Many modern integrated circuits, especially those of the microprocessor type, now integrate upwards of hundreds of thousands of transistors into a single semiconductor chip to provide a high degree of functionality at very high speeds. Even when utilizing low-power technologies such as complementary metal-oxide-semiconductor (CMOS) technology, these ultra-large-scale integrated (ULSI) circuits dissipate significant electrical power, for example more than one watt.
As is well known in the art, the electrical power dissipated in an integrated circuit is often manifest as thermal energy in the semiconductor chip. This thermal energy will tend to elevate the temperature of the semiconductor chip. As is well known in the art, both the switching speed and the reliability of an integrated circuit decrease with increasing temperature. As a result, integrated circuit package design is highly concerned with the conduction of thermal energy away from the semiconductor chip, such conduction taking place through the package, in an attempt to minimize performance and reliability degradation due to high operating chip temperatures.
Referring now to FIG. 1, a conventional integrated circuit package for providing high thermal conductivity is illustrated. In this example, the semiconductor chip is housed within pin-grid-array package 2. As is conventional in the art, pin-grid-array package 2 is a ceramic header, within which the semiconductor chip is mounted and its conductive terminal pads bonded, by wire bonds or the like, to pins extending from the bottom of pin-grid-array package 2; a ceramic or metal lid is then bonded to the header by way of glass reflow, brazing, or by way of other conventional techniques. In the example shown in FIG. 1, heat sink 4, of the "pin-fin" type, is mounted to the top surface of pin-grid-array package 2. Heat sink 4 is conventionally formed of extruded aluminum or another thermally conductive material, and includes a flat lower portion 4f that is attached to pin-grid-array package 2 by way of a thermally conductive epoxy, or by other conventional means.
The upper portion of heat sink 4, as shown in FIG. 1, includes a large number of finger-like extensions, or pins, 4e extending away from pin-grid-array package 2. Extensions 4e are responsible for nearly all of the surface area of heat sink 4. As such, extensions 4e will provide a highly thermally conductive path from pin-grid-array package 2 to the atmosphere thereabove, without greatly increasing the overall height of the package combination. Especially if a flow of cool air passes over and through extensions 4e, conventional heat sink 4 can be quite useful in removing thermal energy from the semiconductor chip packaged in pin-grid-array package 2.
However, considering that heat sink 4 is generally attached to pin-grid-array package 2 by the manufacturer of the integrated circuit, the arrangement of FIG. 1 suffers from certain limitations. Firstly, many computer and system manufacturers use vacuum pickup tools to transport and install packaged integrated circuits into circuit boards; this is especially the case for system manufacturers that use automated pick-and-place robotic machines in circuit board assembly. However, vacuum pickups cannot readily be used with the arrangement of FIG. 1, as there is not adequate planar surface area on its top to allow a vacuum pickup to reliably attach to heat sink 4 (and thus to lift and transport pin-grid-array package 2). This may require manual installation of the package of FIG. 1, at greater cost and often reduced accuracy.

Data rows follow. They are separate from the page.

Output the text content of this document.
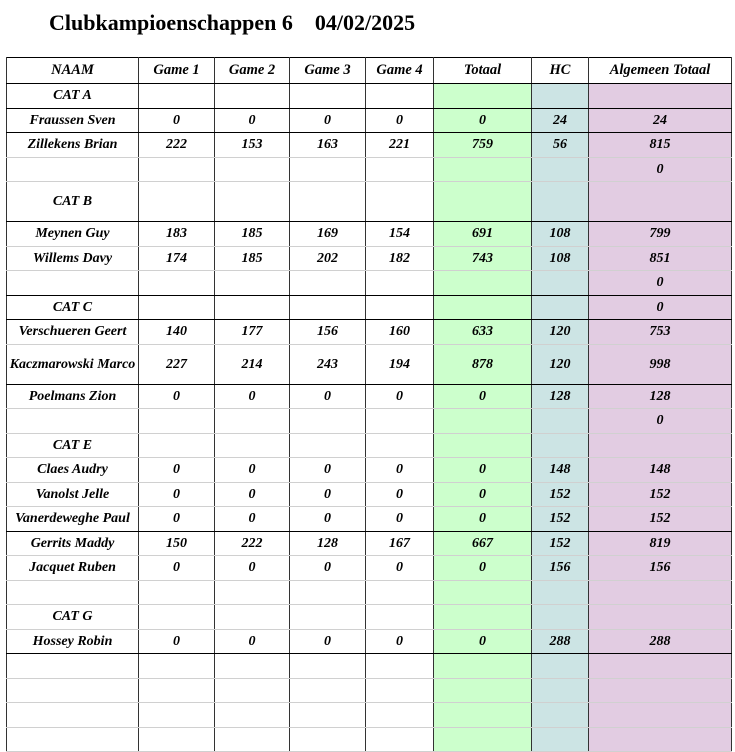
Clubkampioenschappen 6 04/02/2025
NAAM	Game 1	Game 2	Game 3	Game 4	Totaal	HC	Algemeen Totaal
CAT A							
Fraussen Sven	0	0	0	0	0	24	24
Zillekens Brian	222	153	163	221	759	56	815
							0
CAT B							
Meynen Guy	183	185	169	154	691	108	799
Willems Davy	174	185	202	182	743	108	851
							0
CAT C							0
Verschueren Geert	140	177	156	160	633	120	753
Kaczmarowski Marco	227	214	243	194	878	120	998
Poelmans Zion	0	0	0	0	0	128	128
							0
CAT E							
Claes Audry	0	0	0	0	0	148	148
Vanolst Jelle	0	0	0	0	0	152	152
Vanerdeweghe Paul	0	0	0	0	0	152	152
Gerrits Maddy	150	222	128	167	667	152	819
Jacquet Ruben	0	0	0	0	0	156	156

CAT G							
Hossey Robin	0	0	0	0	0	288	288
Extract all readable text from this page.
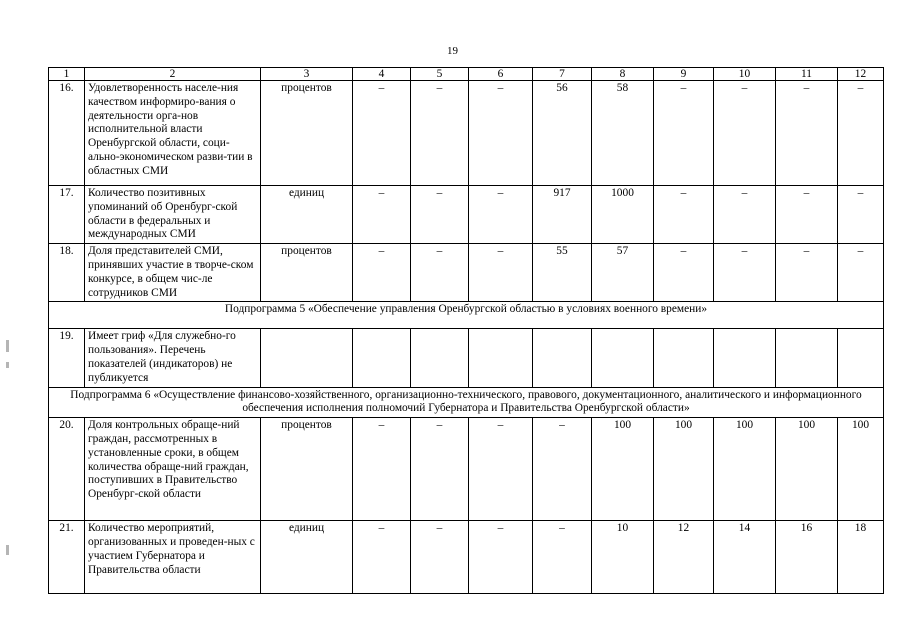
19
1	2	3	4	5	6	7	8	9	10	11	12
16.	Удовлетворенность населе-ния качеством информиро-вания о деятельности орга-нов исполнительной власти Оренбургской области, соци-ально-экономическом разви-тии в областных СМИ	процентов	–	–	–	56	58	–	–	–	–
17.	Количество позитивных упоминаний об Оренбург-ской области в федеральных и международных СМИ	единиц	–	–	–	917	1000	–	–	–	–
18.	Доля представителей СМИ, принявших участие в творче-ском конкурсе, в общем чис-ле сотрудников СМИ	процентов	–	–	–	55	57	–	–	–	–
Подпрограмма 5 «Обеспечение управления Оренбургской областью в условиях военного времени»											
19.	Имеет гриф «Для служебно-го пользования». Перечень показателей (индикаторов) не публикуется										
Подпрограмма 6 «Осуществление финансово-хозяйственного, организационно-технического, правового, документационного, аналитического и информационного обеспечения исполнения полномочий Губернатора и Правительства Оренбургской области»											
20.	Доля контрольных обраще-ний граждан, рассмотренных в установленные сроки, в общем количества обраще-ний граждан, поступивших в Правительство Оренбург-ской области	процентов	–	–	–	–	100	100	100	100	100
21.	Количество мероприятий, организованных и проведен-ных с участием Губернатора и Правительства области	единиц	–	–	–	–	10	12	14	16	18
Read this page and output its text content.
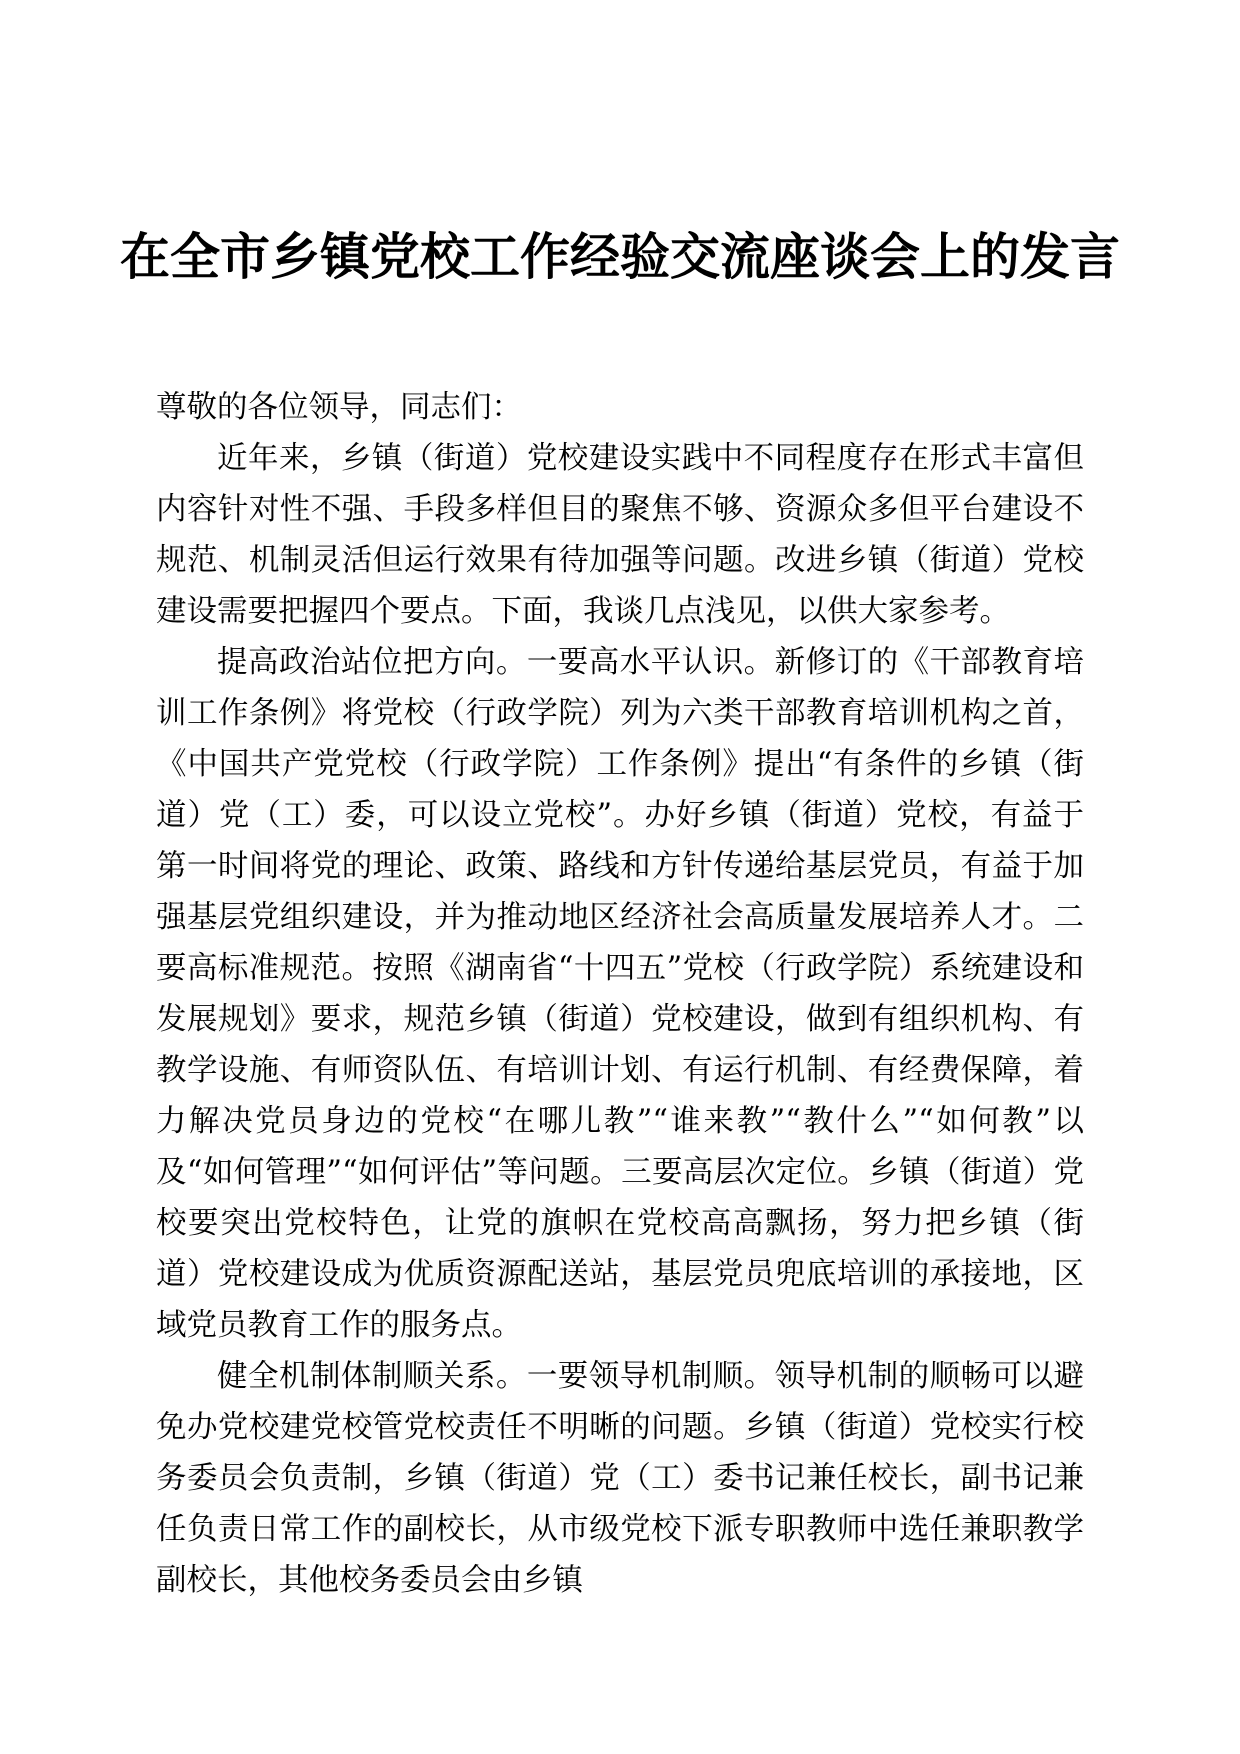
在全市乡镇党校工作经验交流座谈会上的发言

尊敬的各位领导，同志们：

近年来，乡镇（街道）党校建设实践中不同程度存在形式丰富但内容针对性不强、手段多样但目的聚焦不够、资源众多但平台建设不规范、机制灵活但运行效果有待加强等问题。改进乡镇（街道）党校建设需要把握四个要点。下面，我谈几点浅见，以供大家参考。

提高政治站位把方向。一要高水平认识。新修订的《干部教育培训工作条例》将党校（行政学院）列为六类干部教育培训机构之首，《中国共产党党校（行政学院）工作条例》提出“有条件的乡镇（街道）党（工）委，可以设立党校”。办好乡镇（街道）党校，有益于第一时间将党的理论、政策、路线和方针传递给基层党员，有益于加强基层党组织建设，并为推动地区经济社会高质量发展培养人才。二要高标准规范。按照《湖南省“十四五”党校（行政学院）系统建设和发展规划》要求，规范乡镇（街道）党校建设，做到有组织机构、有教学设施、有师资队伍、有培训计划、有运行机制、有经费保障，着力解决党员身边的党校“在哪儿教”“谁来教”“教什么”“如何教”以及“如何管理”“如何评估”等问题。三要高层次定位。乡镇（街道）党校要突出党校特色，让党的旗帜在党校高高飘扬，努力把乡镇（街道）党校建设成为优质资源配送站，基层党员兜底培训的承接地，区域党员教育工作的服务点。

健全机制体制顺关系。一要领导机制顺。领导机制的顺畅可以避免办党校建党校管党校责任不明晰的问题。乡镇（街道）党校实行校务委员会负责制，乡镇（街道）党（工）委书记兼任校长，副书记兼任负责日常工作的副校长，从市级党校下派专职教师中选任兼职教学副校长，其他校务委员会由乡镇
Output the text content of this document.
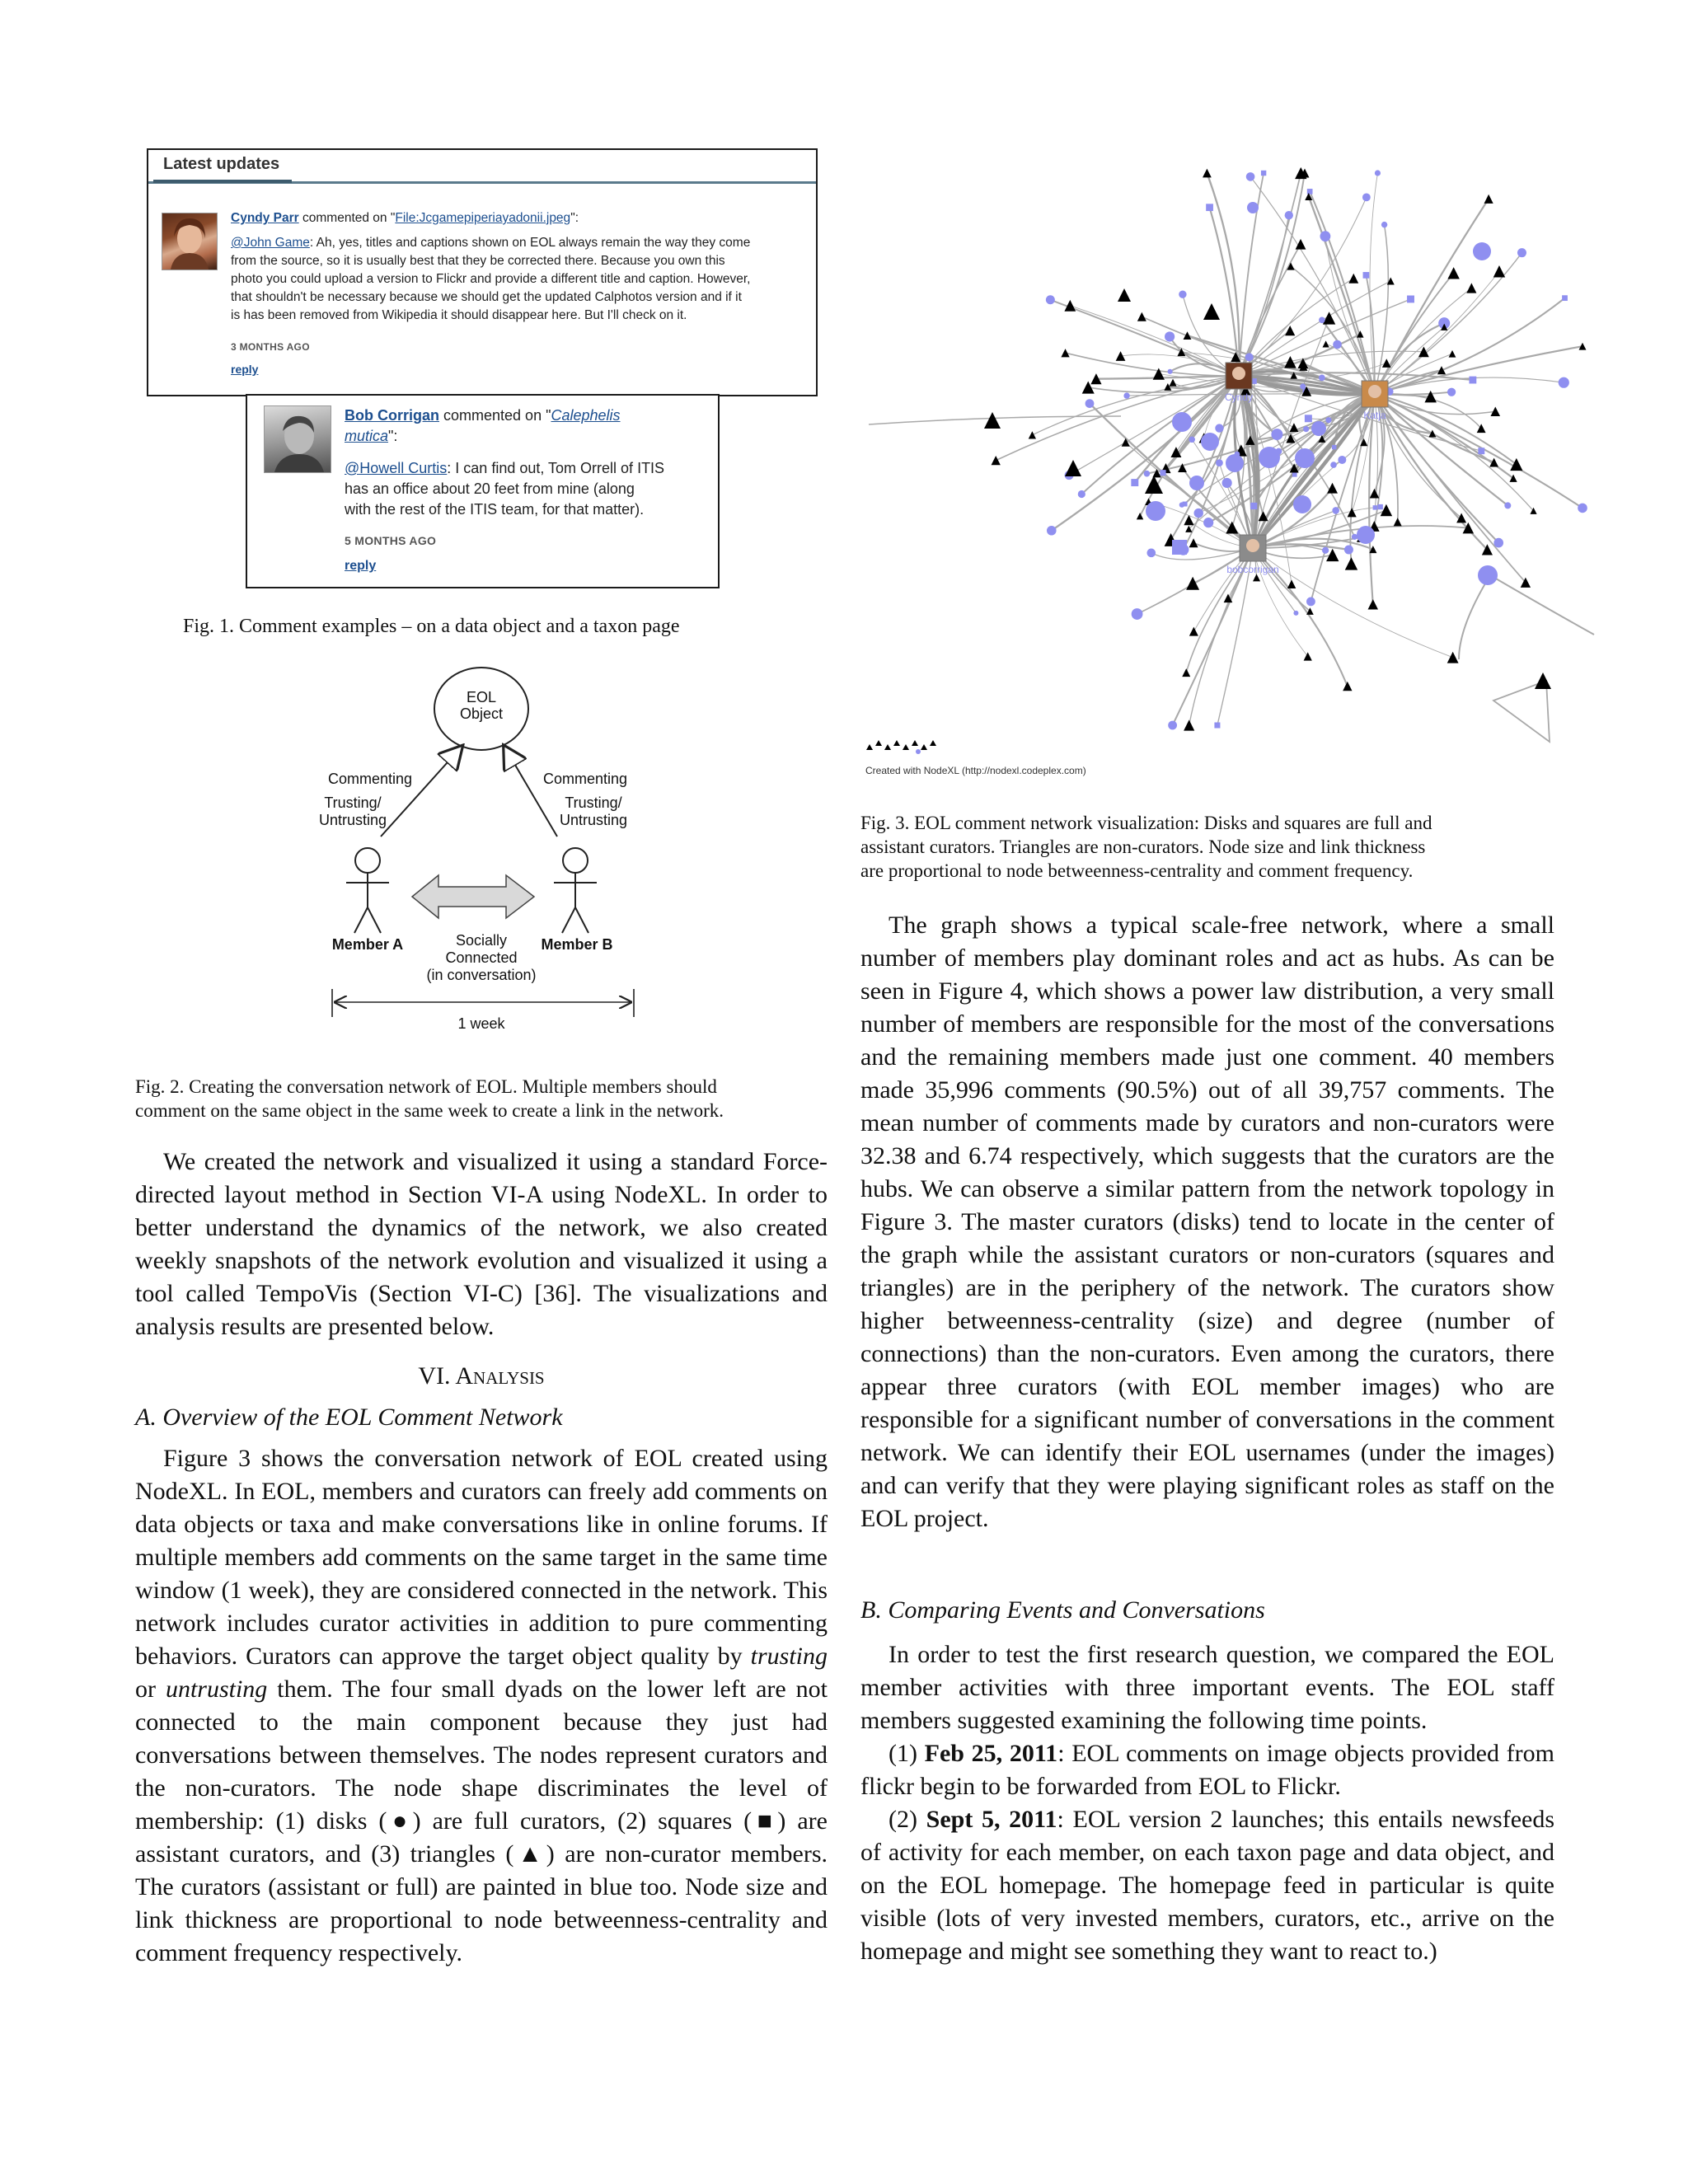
Latest updates
Cyndy Parr commented on "File:Jcgamepiperiayadonii.jpeg":
@John Game: Ah, yes, titles and captions shown on EOL always remain the way they come
from the source, so it is usually best that they be corrected there. Because you own this
photo you could upload a version to Flickr and provide a different title and caption. However,
that shouldn't be necessary because we should get the updated Calphotos version and if it
is has been removed from Wikipedia it should disappear here. But I'll check on it.
3 MONTHS AGO
reply
Bob Corrigan commented on "Calephelis
mutica":
@Howell Curtis: I can find out, Tom Orrell of ITIS
has an office about 20 feet from mine (along
with the rest of the ITIS team, for that matter).
5 MONTHS AGO
reply
Fig. 1. Comment examples – on a data object and a taxon page
EOL
Object
Commenting
Trusting/
Untrusting
Commenting
Trusting/
Untrusting
Member A	Member B
Socially
Connected
(in conversation)
1 week
Fig. 2. Creating the conversation network of EOL. Multiple members should
comment on the same object in the same week to create a link in the network.

We created the network and visualized it using a standard Force-directed layout method in Section VI-A using NodeXL. In order to better understand the dynamics of the network, we also created weekly snapshots of the network evolution and visualized it using a tool called TempoVis (Section VI-C) [36]. The visualizations and analysis results are presented below.

VI. Analysis
A. Overview of the EOL Comment Network

Figure 3 shows the conversation network of EOL created using NodeXL. In EOL, members and curators can freely add comments on data objects or taxa and make conversations like in online forums. If multiple members add comments on the same target in the same time window (1 week), they are considered connected in the network. This network includes curator activities in addition to pure commenting behaviors. Curators can approve the target object quality by trusting or untrusting them. The four small dyads on the lower left are not connected to the main component because they just had conversations between themselves. The nodes represent curators and the non-curators. The node shape discriminates the level of membership: (1) disks (●) are full curators, (2) squares (■) are assistant curators, and (3) triangles (▲) are non-curator members. The curators (assistant or full) are painted in blue too. Node size and link thickness are proportional to node betweenness-centrality and comment frequency respectively.

Cyndy
Katja
bobcorrigan
Created with NodeXL (http://nodexl.codeplex.com)
Fig. 3. EOL comment network visualization: Disks and squares are full and
assistant curators. Triangles are non-curators. Node size and link thickness
are proportional to node betweenness-centrality and comment frequency.

The graph shows a typical scale-free network, where a small number of members play dominant roles and act as hubs. As can be seen in Figure 4, which shows a power law distribution, a very small number of members are responsible for the most of the conversations and the remaining members made just one comment. 40 members made 35,996 comments (90.5%) out of all 39,757 comments. The mean number of comments made by curators and non-curators were 32.38 and 6.74 respectively, which suggests that the curators are the hubs. We can observe a similar pattern from the network topology in Figure 3. The master curators (disks) tend to locate in the center of the graph while the assistant curators or non-curators (squares and triangles) are in the periphery of the network. The curators show higher betweenness-centrality (size) and degree (number of connections) than the non-curators. Even among the curators, there appear three curators (with EOL member images) who are responsible for a significant number of conversations in the comment network. We can identify their EOL usernames (under the images) and can verify that they were playing significant roles as staff on the EOL project.

B. Comparing Events and Conversations

In order to test the first research question, we compared the EOL member activities with three important events. The EOL staff members suggested examining the following time points.

(1) Feb 25, 2011: EOL comments on image objects provided from flickr begin to be forwarded from EOL to Flickr.

(2) Sept 5, 2011: EOL version 2 launches; this entails newsfeeds of activity for each member, on each taxon page and data object, and on the EOL homepage. The homepage feed in particular is quite visible (lots of very invested members, curators, etc., arrive on the homepage and might see something they want to react to.)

Secondly, there is also not enough coplanar surface area on the upper surface of the integrated circuit package of FIG. 1 to allow the manufacturer or purchaser of the integrated circuit to mark the packaged circuit with a code, part number, or manufacturer identification. Particularly if multiple integrated circuits similarly packaged are to be mounted to the same circuit board, the arrangement of FIG. 1 can result in manufacturing defects in the end system with the wrong integrated circuit mounted at the wrong circuit board location.
It is therefore an object of the present invention to provide an integrated circuit package utilizing pin-fin thermal conduction and that may be mounted by vacuum pickup equipment.
It is a further object of the present invention to provide such an integrated circuit package that allows for topside symbolization and marking after manufacture.
Other objects and advantages of the present invention will become apparent to those of ordinary skill in the art having reference to the following specification together with its drawings.